James Castillo, MD, a third-year resident at Valley Baptist in Texas who in January was the first resident in that hospital’s new hospitalist-led inpatient rotation, echoes this view. After only four days in this new rotation, he had already seen diseases, treatments and ways of operating he hadn’t even glimpsed in the preceding two-plus years of training.
For one, he saw pathologies he hadn’t encountered before. (All the teaching cases before the hospitalist rotation began came from a community health center. Now he was also seeing patients with private insurance.) He learned how hospitalists begin discharge planning on the first day of a hospitalization. He was getting a crash course on coding, documentation and billing, which he never had to worry about before. And he was picking up tips on communicating with primary care physicians.
Taste for teaching
Even before the rotation, the idea of inpatient medicine had intrigued Dr. Castillo. This firsthand experience was helping to seal the deal. He now wants to try to launch his internal medicine career as a hospitalist.
But perhaps just as importantly, he has also become persuaded that as much as he wants a career as a hospitalist in a community hospital, he wants a job that includes some teaching too. For that reason, Dr. Castillo says, he is now in negotiations to join Valley Baptist’s new group when he finishes his residency this summer. He is definitely not seeking to join the hospitalist group in a nearby competing hospital.
He acknowledges that the other hospital has a lot going for it. It’s newer. It’s partly owned by doctors in the community. It provides high quality service.
“I could stay in this area and go to another hospitalist program that does not have teaching,” Dr. Castillo says. “But I like this model.

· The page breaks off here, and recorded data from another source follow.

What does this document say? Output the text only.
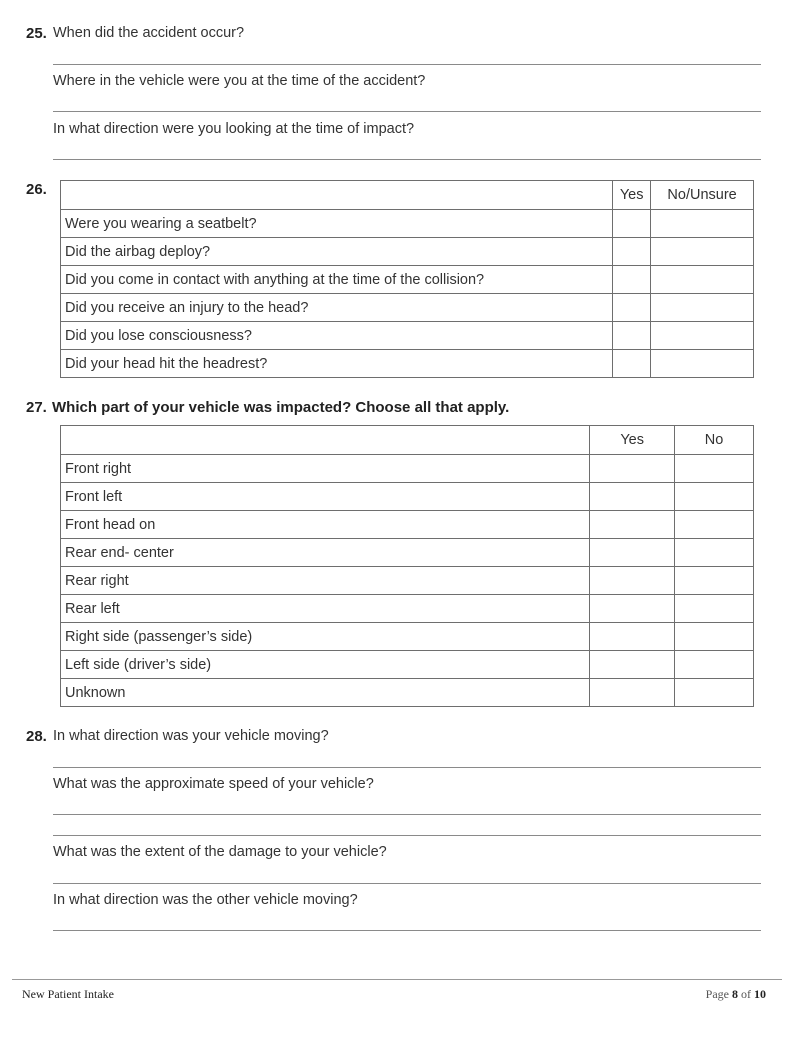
25. When did the accident occur?
Where in the vehicle were you at the time of the accident?
In what direction were you looking at the time of impact?
26.
		Yes	No/Unsure
Were you wearing a seatbelt?		
Did the airbag deploy?		
Did you come in contact with anything at the time of the collision?		
Did you receive an injury to the head?		
Did you lose consciousness?		
Did your head hit the headrest?		
27. Which part of your vehicle was impacted? Choose all that apply.
	Yes	No
Front right		
Front left		
Front head on		
Rear end- center		
Rear right		
Rear left		
Right side (passenger’s side)		
Left side (driver’s side)		
Unknown		
28. In what direction was your vehicle moving?
What was the approximate speed of your vehicle?
What was the extent of the damage to your vehicle?
In what direction was the other vehicle moving?
New Patient Intake	Page 8 of 10
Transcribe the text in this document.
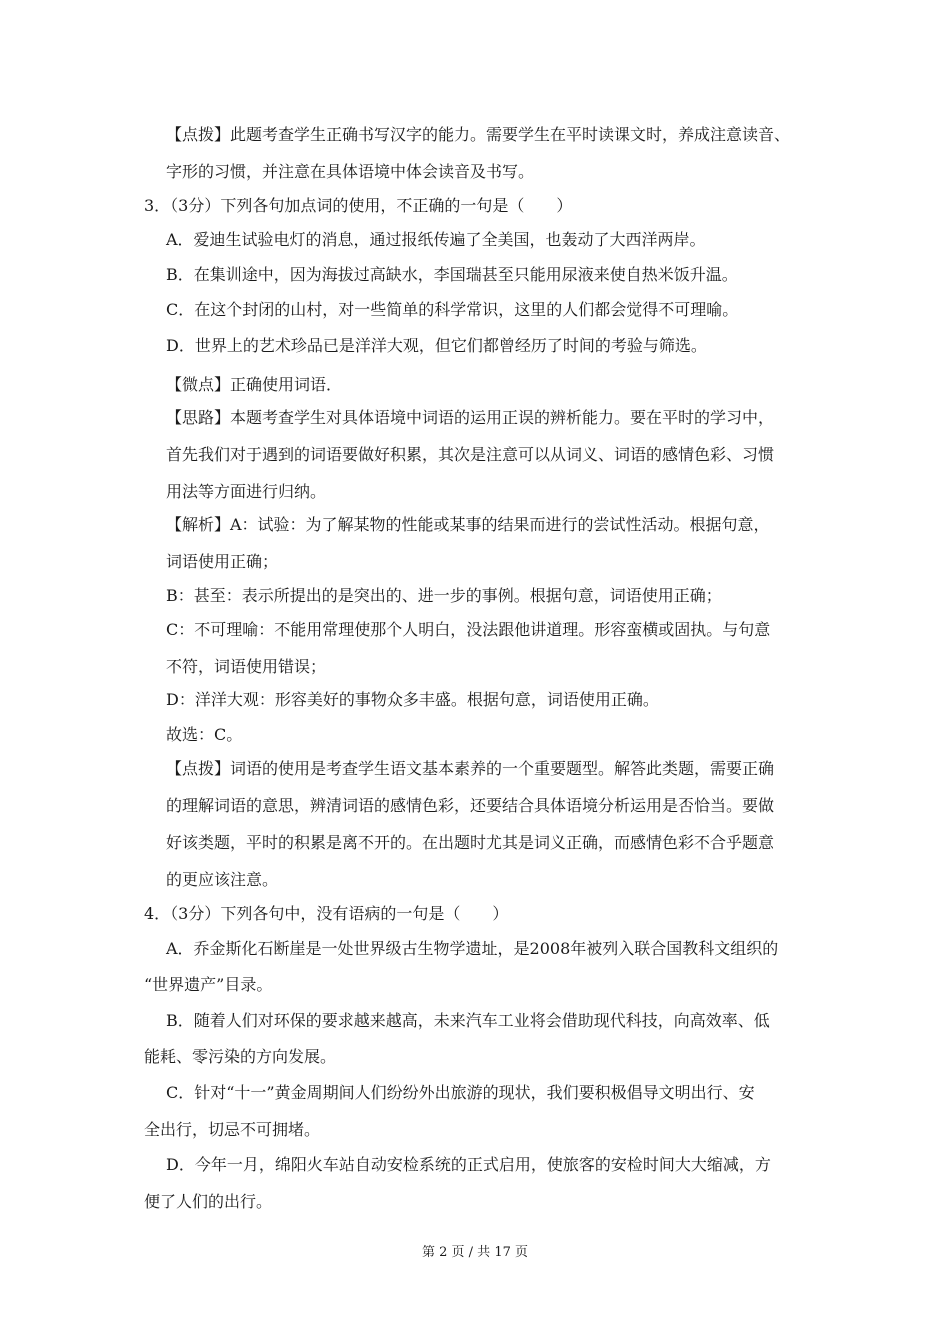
【点拨】此题考查学生正确书写汉字的能力。需要学生在平时读课文时，养成注意读音、
字形的习惯，并注意在具体语境中体会读音及书写。
3．（3分）下列各句加点词的使用，不正确的一句是（　　）
A．爱迪生试验电灯的消息，通过报纸传遍了全美国，也轰动了大西洋两岸。
B．在集训途中，因为海拔过高缺水，李国瑞甚至只能用尿液来使自热米饭升温。
C．在这个封闭的山村，对一些简单的科学常识，这里的人们都会觉得不可理喻。
D．世界上的艺术珍品已是洋洋大观，但它们都曾经历了时间的考验与筛选。
【微点】正确使用词语．
【思路】本题考查学生对具体语境中词语的运用正误的辨析能力。要在平时的学习中，
首先我们对于遇到的词语要做好积累，其次是注意可以从词义、词语的感情色彩、习惯
用法等方面进行归纳。
【解析】A：试验：为了解某物的性能或某事的结果而进行的尝试性活动。根据句意，
词语使用正确；
B：甚至：表示所提出的是突出的、进一步的事例。根据句意，词语使用正确；
C：不可理喻：不能用常理使那个人明白，没法跟他讲道理。形容蛮横或固执。与句意
不符，词语使用错误；
D：洋洋大观：形容美好的事物众多丰盛。根据句意，词语使用正确。
故选：C。
【点拨】词语的使用是考查学生语文基本素养的一个重要题型。解答此类题，需要正确
的理解词语的意思，辨清词语的感情色彩，还要结合具体语境分析运用是否恰当。要做
好该类题，平时的积累是离不开的。在出题时尤其是词义正确，而感情色彩不合乎题意
的更应该注意。
4．（3分）下列各句中，没有语病的一句是（　　）
A．乔金斯化石断崖是一处世界级古生物学遗址，是2008年被列入联合国教科文组织的
“世界遗产”目录。
B．随着人们对环保的要求越来越高，未来汽车工业将会借助现代科技，向高效率、低
能耗、零污染的方向发展。
C．针对“十一”黄金周期间人们纷纷外出旅游的现状，我们要积极倡导文明出行、安
全出行，切忌不可拥堵。
D．今年一月，绵阳火车站自动安检系统的正式启用，使旅客的安检时间大大缩减，方
便了人们的出行。
第 2 页 / 共 17 页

I like being a clinician, and I want to continue to teach.”
Deborah Gesensway is a freelance writer in Toronto, Canada.
Community-based hospitalists as teachers: a few caveats
While proponents of the hospitalist movement say that incorporating teaching into a busy practice at a community hospital is a win-win situation for everyone involved, most are quick to add the caveat that incorporating teaching into a busy private practice has to be done well, and not on the fl y.
“If people think they’ll do a little teaching on the side, it will fail,” says Jeffrey Hay, MD, medical director of inpatient services for Healthcare Partners in Los Angeles. Dr. Hay also works as a consultant on hospitalist issues with the Los-Angeles based The Camden Group.
Dr. Hay and other experts say that common traps include community hospitalists who bite off more than they can chew, typically because they fail to think through schedules and workload. Another problem? Hospitalists who act like cowboys, using and teaching residents as they wish, but never in sync with the training program.
Sometimes problems can be something as minor as hospitalists who make their residents late for regular conferences and other educational requirements. In other instances, physicians will cross a much more serious line and violate the work hour limits on housestaff.
(Several sources say that those work hour rules may hurt the ability of community-based hospitalist programs to get involved in teaching. As academic teaching programs try to cope with the work hour restrictions, some are actually pulling residents away from community-based teaching sites so they can bulk up staffing in teaching hospital clinics.)
Finally, experts say, it is important for a community-based hospitalist group to avoid doing too much teaching. “You don’t want to hurt the business goals of the hospitalist group,” Dr. Hay says. “The goal shouldn’t be to make teaching a principal part of their business, but to add some professional satisfaction, add some attractiveness to the group to help with recruiting and to give it more clout in the hospital and community.”